Now as to the import of the prophecy, we have already said, that here is described the heavenly Jerusalem, which is surrounded by no walls, but is open to the whole world, and which depends not on its own strength, but dwells safely though exposed on all sides to enemies; for the Prophet says not without reason, “through the villages shall Jerusalem be inhabited;” that is, it shall everywhere be inhabited, so that it will have no need of defense to restrain or hinder enemies to come near; for a safe rest shall be given to it, when every one shall quietly occupy his own place. It follows —

He confirms in this verse what I have just mentioned — that Jerusalem would be safe, though without any fortifications; for God alone would be sufficient for walls, for towers, for fortresses, according to what is said by other Prophets: “God will be to thee a wall and a fortress”, (Isaiah 26:1), again, “he will be to thee a stronghold”. It is, therefore, a sentence in accordance with other prophecies when Jehovah testifies, that he would be a wall of fire. We indeed know, that though walls may be high and thick, they may be scaled by enemies; but who will dare to throw himself into the fire? It is then the same as though God had spoken thus — “Though there will be no watchmen to defend Jerusalem, no soldiers to protect it, in short, no guardians whatever, yet I alone shall be sufficient; for I shall not only be a wall to keep off enemies, but I shall be also a fire to fill them with terror.”

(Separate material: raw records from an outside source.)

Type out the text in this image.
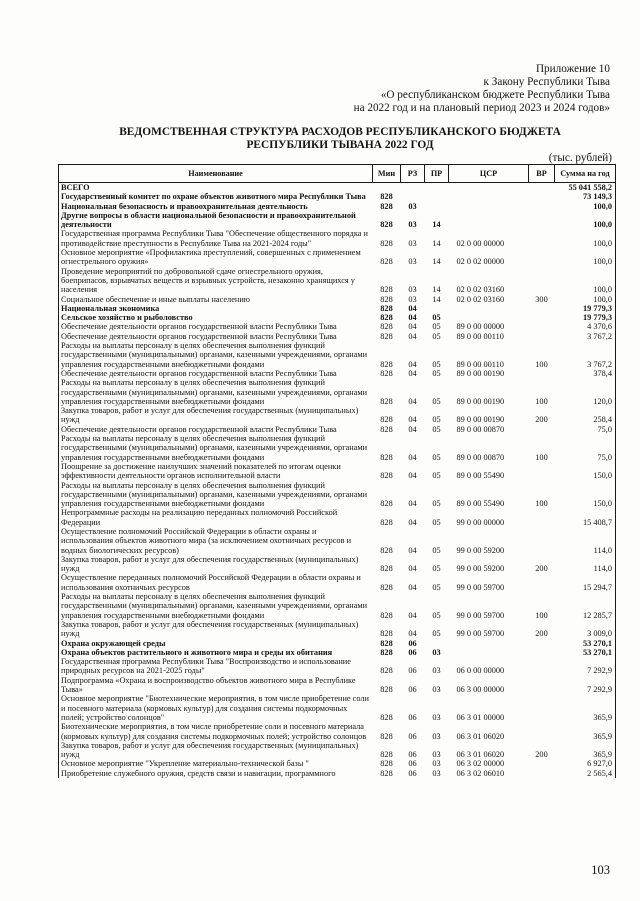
Приложение 10
к Закону Республики Тыва
«О республиканском бюджете Республики Тыва
на 2022 год и на плановый период 2023 и 2024 годов»
ВЕДОМСТВЕННАЯ СТРУКТУРА РАСХОДОВ РЕСПУБЛИКАНСКОГО БЮДЖЕТА
РЕСПУБЛИКИ ТЫВАНА 2022 ГОД
(тыс. рублей)
Наименование	Мин	РЗ	ПР	ЦСР	ВР	Сумма на год
ВСЕГО						55 041 558,2
Государственный комитет по охране объектов животного мира Республики Тыва	828					73 149,3
Национальная безопасность и правоохранительная деятельность	828	03				100,0
Другие вопросы в области национальной безопасности и правоохранительной деятельности	828	03	14			100,0
Государственная программа Республики Тыва "Обеспечение общественного порядка и противодействие преступности в Республике Тыва на 2021-2024 годы"	828	03	14	02 0 00 00000		100,0
Основное мероприятие «Профилактика преступлений, совершенных с применением огнестрельного оружия»	828	03	14	02 0 02 00000		100,0
Проведение мероприятий по добровольной сдаче огнестрельного оружия, боеприпасов, взрывчатых веществ и взрывных устройств, незаконно хранящихся у населения	828	03	14	02 0 02 03160		100,0
Социальное обеспечение и иные выплаты населению	828	03	14	02 0 02 03160	300	100,0
Национальная экономика	828	04				19 779,3
Сельское хозяйство и рыболовство	828	04	05			19 779,3
Обеспечение деятельности органов государственной власти Республики Тыва	828	04	05	89 0 00 00000		4 370,6
Обеспечение деятельности органов государственной власти Республики Тыва	828	04	05	89 0 00 00110		3 767,2
Расходы на выплаты персоналу в целях обеспечения выполнения функций государственными (муниципальными) органами, казенными учреждениями, органами управления государственными внебюджетными фондами	828	04	05	89 0 00 00110	100	3 767,2
Обеспечение деятельности органов государственной власти Республики Тыва	828	04	05	89 0 00 00190		378,4
Расходы на выплаты персоналу в целях обеспечения выполнения функций государственными (муниципальными) органами, казенными учреждениями, органами управления государственными внебюджетными фондами	828	04	05	89 0 00 00190	100	120,0
Закупка товаров, работ и услуг для обеспечения государственных (муниципальных) нужд	828	04	05	89 0 00 00190	200	258,4
Обеспечение деятельности органов государственной власти Республики Тыва	828	04	05	89 0 00 00870		75,0
Расходы на выплаты персоналу в целях обеспечения выполнения функций государственными (муниципальными) органами, казенными учреждениями, органами управления государственными внебюджетными фондами	828	04	05	89 0 00 00870	100	75,0
Поощрение за достижение наилучших значений показателей по итогам оценки эффективности деятельности органов исполнительной власти	828	04	05	89 0 00 55490		150,0
Расходы на выплаты персоналу в целях обеспечения выполнения функций государственными (муниципальными) органами, казенными учреждениями, органами управления государственными внебюджетными фондами	828	04	05	89 0 00 55490	100	150,0
Непрограммные расходы на реализацию переданных полномочий Российской Федерации	828	04	05	99 0 00 00000		15 408,7
Осуществление полномочий Российской Федерации в области охраны и использования объектов животного мира (за исключением охотничьих ресурсов и водных биологических ресурсов)	828	04	05	99 0 00 59200		114,0
Закупка товаров, работ и услуг для обеспечения государственных (муниципальных) нужд	828	04	05	99 0 00 59200	200	114,0
Осуществление переданных полномочий Российской Федерации в области охраны и использования охотничьих ресурсов	828	04	05	99 0 00 59700		15 294,7
Расходы на выплаты персоналу в целях обеспечения выполнения функций государственными (муниципальными) органами, казенными учреждениями, органами управления государственными внебюджетными фондами	828	04	05	99 0 00 59700	100	12 285,7
Закупка товаров, работ и услуг для обеспечения государственных (муниципальных) нужд	828	04	05	99 0 00 59700	200	3 009,0
Охрана окружающей среды	828	06				53 270,1
Охрана объектов растительного и животного мира и среды их обитания	828	06	03			53 270,1
Государственная программа Республики Тыва "Воспроизводство и использование природных ресурсов на 2021-2025 годы"	828	06	03	06 0 00 00000		7 292,9
Подпрограмма «Охрана и воспроизводство объектов животного мира в Республике Тыва»	828	06	03	06 3 00 00000		7 292,9
Основное мероприятие "Биотехнические мероприятия, в том числе приобретение соли и посевного материала (кормовых культур) для создания системы подкормочных полей; устройство солонцов"	828	06	03	06 3 01 00000		365,9
Биотехнические мероприятия, в том числе приобретение соли и посевного материала (кормовых культур) для создания системы подкормочных полей; устройство солонцов	828	06	03	06 3 01 06020		365,9
Закупка товаров, работ и услуг для обеспечения государственных (муниципальных) нужд	828	06	03	06 3 01 06020	200	365,9
Основное мероприятие "Укрепление материально-технической базы "	828	06	03	06 3 02 00000		6 927,0
Приобретение служебного оружия, средств связи и навигации, программного	828	06	03	06 3 02 06010		2 565,4
103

He then adds, I will be for glory in the midst of her: as though he had said, “the real happiness of Jerusalem, within and without, will be in me alone and in my favor: within, in the midst of her I will be for glory; I will adorn her with every thing praiseworthy; and when there shall be any fear from the assault of enemies, I will be to her a wall of fire. For though she will not excel in strongholds and towers, and be without walls and fortresses, and shall be thus exposed to many evils, I shall yet strike all enemies with terror, so that they shall be kept afar off; and my Church shall be thus preserved safe, though destitute of all human aids, and without any defense.”

We now then perceive the meaning of the Prophet to be this — that though the Jews saw that they were but few in number, weak in strength, wretched and despised, they had yet reason to entertain hope; for though few returned from exile God was yet able to increase the Church and to make it a vast multitude, and that this was certain and decreed, for it was shown by the vision, that however unequal they were to their enemies, God was still sufficiently strong and powerful to defend them; and that however destitute they were of all blessings, God was still rich enough to enrich them, provided they relied on the blessing which he had promised; for he had engaged to render them happy and blessed within, and safe from enemies from without.